Roaring she tears the air with such a noise,
As well resembled the conspiring voice
Of routed armies, when the field is won,
To reach the ears of her escaped son.
He, though a league removed from the foe,
Hastes to her aid; the pious Trojan so,
Neglecting for Creusa's life his own,
Repeats the danger of the burning town.
The men, amazed, blush to see the seed
Of monsters human piety exceed.
Well proves this kindness, what the Grecians sung,
That Love's bright mother from the ocean sprung.
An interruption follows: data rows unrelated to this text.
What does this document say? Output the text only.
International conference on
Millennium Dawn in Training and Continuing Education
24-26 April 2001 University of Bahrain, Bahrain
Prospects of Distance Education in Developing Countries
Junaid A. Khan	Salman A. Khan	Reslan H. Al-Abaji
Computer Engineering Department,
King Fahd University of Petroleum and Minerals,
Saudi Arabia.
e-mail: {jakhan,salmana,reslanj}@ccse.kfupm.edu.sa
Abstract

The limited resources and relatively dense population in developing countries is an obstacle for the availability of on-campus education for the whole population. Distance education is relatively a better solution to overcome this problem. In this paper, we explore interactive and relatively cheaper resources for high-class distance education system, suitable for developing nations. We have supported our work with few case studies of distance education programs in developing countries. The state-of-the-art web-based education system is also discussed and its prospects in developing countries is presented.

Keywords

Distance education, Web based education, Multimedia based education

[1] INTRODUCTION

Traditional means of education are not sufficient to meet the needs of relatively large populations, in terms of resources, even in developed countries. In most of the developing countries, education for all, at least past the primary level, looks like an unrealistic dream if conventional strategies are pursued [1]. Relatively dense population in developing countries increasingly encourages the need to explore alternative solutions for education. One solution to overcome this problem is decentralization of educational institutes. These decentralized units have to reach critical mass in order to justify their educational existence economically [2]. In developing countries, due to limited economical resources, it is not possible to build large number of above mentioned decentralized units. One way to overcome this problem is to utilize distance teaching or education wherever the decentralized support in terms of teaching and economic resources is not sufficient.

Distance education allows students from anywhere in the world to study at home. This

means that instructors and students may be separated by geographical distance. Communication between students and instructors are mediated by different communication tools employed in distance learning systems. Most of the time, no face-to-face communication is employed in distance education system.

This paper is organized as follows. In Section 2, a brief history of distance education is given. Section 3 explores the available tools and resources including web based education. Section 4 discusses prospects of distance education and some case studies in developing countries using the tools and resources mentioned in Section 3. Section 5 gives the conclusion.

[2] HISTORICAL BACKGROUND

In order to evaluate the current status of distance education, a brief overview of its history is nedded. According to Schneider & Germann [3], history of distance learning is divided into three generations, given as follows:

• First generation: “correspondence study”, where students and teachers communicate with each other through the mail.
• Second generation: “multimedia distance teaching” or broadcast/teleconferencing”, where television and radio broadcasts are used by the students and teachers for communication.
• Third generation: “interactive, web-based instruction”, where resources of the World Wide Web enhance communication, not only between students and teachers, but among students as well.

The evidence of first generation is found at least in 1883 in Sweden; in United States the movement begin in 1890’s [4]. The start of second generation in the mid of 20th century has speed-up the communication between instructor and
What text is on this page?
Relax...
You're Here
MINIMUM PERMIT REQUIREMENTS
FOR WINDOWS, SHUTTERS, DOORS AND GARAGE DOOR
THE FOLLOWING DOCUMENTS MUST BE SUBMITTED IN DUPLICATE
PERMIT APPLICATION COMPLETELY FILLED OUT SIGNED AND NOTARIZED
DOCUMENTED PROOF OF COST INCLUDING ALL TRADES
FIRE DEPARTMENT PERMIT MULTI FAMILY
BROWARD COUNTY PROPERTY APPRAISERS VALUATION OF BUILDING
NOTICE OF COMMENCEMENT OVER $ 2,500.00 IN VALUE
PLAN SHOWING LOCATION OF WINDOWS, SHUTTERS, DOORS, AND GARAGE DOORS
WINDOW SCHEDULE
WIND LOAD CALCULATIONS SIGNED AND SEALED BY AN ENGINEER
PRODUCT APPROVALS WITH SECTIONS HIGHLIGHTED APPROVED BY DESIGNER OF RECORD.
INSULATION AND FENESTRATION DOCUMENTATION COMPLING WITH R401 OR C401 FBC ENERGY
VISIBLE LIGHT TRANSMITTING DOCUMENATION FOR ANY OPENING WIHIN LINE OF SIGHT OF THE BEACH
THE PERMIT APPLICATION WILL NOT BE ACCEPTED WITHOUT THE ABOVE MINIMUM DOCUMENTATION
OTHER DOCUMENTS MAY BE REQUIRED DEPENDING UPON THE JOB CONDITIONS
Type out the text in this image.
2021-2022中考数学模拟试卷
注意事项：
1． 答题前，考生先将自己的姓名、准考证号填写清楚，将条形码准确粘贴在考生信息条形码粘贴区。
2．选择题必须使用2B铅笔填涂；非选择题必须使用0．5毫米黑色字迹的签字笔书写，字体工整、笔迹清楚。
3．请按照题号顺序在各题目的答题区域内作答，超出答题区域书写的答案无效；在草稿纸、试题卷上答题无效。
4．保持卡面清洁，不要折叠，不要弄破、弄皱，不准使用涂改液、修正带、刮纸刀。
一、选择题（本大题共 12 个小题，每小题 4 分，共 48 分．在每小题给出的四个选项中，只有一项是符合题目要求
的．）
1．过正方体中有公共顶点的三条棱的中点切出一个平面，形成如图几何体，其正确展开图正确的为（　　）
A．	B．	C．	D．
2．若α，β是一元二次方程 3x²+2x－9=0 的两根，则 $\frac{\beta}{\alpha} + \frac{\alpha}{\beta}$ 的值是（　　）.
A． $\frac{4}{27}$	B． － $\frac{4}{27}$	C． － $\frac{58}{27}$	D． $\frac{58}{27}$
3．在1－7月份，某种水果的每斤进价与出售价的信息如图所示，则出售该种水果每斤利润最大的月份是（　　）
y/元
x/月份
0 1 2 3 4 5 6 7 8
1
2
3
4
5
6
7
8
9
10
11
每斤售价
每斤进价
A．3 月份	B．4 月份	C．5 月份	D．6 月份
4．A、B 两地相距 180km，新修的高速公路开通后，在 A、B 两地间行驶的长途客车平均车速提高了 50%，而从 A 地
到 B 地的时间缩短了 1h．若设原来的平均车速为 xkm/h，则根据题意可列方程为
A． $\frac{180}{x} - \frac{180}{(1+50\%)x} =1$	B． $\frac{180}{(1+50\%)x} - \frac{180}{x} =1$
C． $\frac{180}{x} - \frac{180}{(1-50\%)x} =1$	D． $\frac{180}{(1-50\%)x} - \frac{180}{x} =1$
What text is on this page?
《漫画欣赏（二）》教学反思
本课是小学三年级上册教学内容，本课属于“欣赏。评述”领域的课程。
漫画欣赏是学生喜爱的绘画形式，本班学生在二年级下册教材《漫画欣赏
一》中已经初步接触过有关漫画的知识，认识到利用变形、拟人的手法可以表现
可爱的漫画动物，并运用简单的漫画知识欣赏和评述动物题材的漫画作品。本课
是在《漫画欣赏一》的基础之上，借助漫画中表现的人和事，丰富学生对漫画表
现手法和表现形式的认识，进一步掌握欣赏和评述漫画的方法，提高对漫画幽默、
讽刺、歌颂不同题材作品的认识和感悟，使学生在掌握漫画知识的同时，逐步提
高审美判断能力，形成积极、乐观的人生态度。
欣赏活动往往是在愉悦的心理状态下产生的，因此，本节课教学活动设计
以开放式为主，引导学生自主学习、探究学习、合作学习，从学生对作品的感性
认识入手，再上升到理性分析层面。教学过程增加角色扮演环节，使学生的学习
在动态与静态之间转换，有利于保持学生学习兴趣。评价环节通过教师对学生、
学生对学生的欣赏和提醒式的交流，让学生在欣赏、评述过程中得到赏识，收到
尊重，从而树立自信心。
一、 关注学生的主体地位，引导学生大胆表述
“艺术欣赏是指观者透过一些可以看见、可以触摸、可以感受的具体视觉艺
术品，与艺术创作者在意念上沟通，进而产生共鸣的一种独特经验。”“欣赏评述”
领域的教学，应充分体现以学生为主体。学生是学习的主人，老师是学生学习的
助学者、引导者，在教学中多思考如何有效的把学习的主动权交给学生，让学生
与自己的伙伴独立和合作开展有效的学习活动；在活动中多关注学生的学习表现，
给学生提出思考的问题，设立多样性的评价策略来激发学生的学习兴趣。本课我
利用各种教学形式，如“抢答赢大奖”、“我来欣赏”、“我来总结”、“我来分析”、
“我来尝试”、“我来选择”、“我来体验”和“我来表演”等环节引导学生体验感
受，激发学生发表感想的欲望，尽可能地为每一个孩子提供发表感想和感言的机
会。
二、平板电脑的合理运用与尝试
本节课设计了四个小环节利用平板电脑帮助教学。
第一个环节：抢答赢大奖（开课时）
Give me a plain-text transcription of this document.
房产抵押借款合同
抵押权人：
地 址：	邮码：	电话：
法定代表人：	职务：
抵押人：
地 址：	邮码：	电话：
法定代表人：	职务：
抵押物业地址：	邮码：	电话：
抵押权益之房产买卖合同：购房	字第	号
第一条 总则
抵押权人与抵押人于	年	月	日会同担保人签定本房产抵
Their courage droops, and, hopeless now, they wish
For composition with the unconquered fish;
So she their weapons would restore again.
Through rocks they'd hew her passage to the main.
But how instructed in each other's mind?
Or what commerce can men with monsters find?
Not daring to approach their wounded foe,
Whom her courageous son protected so,
They charge their muskets, and, with hot desire
Of fell revenge, renew the fight with fire;
Standing aloof, with lead they bruise the scales,
And tear the flesh of the incensed whales.
But no success their fierce endeavours found,
Nor this way could they give one fatal wound.
Now to their fort they are about to send
For the loud engines which their isle defend;
But what those pieces framed to batter walls,
Would have effected on those mighty whales,
Great Neptune will not have us know, who sends
A tide so high that it relieves his friends.
And thus they parted with exchange of harms;
Much blood the monsters lost, and they their arms.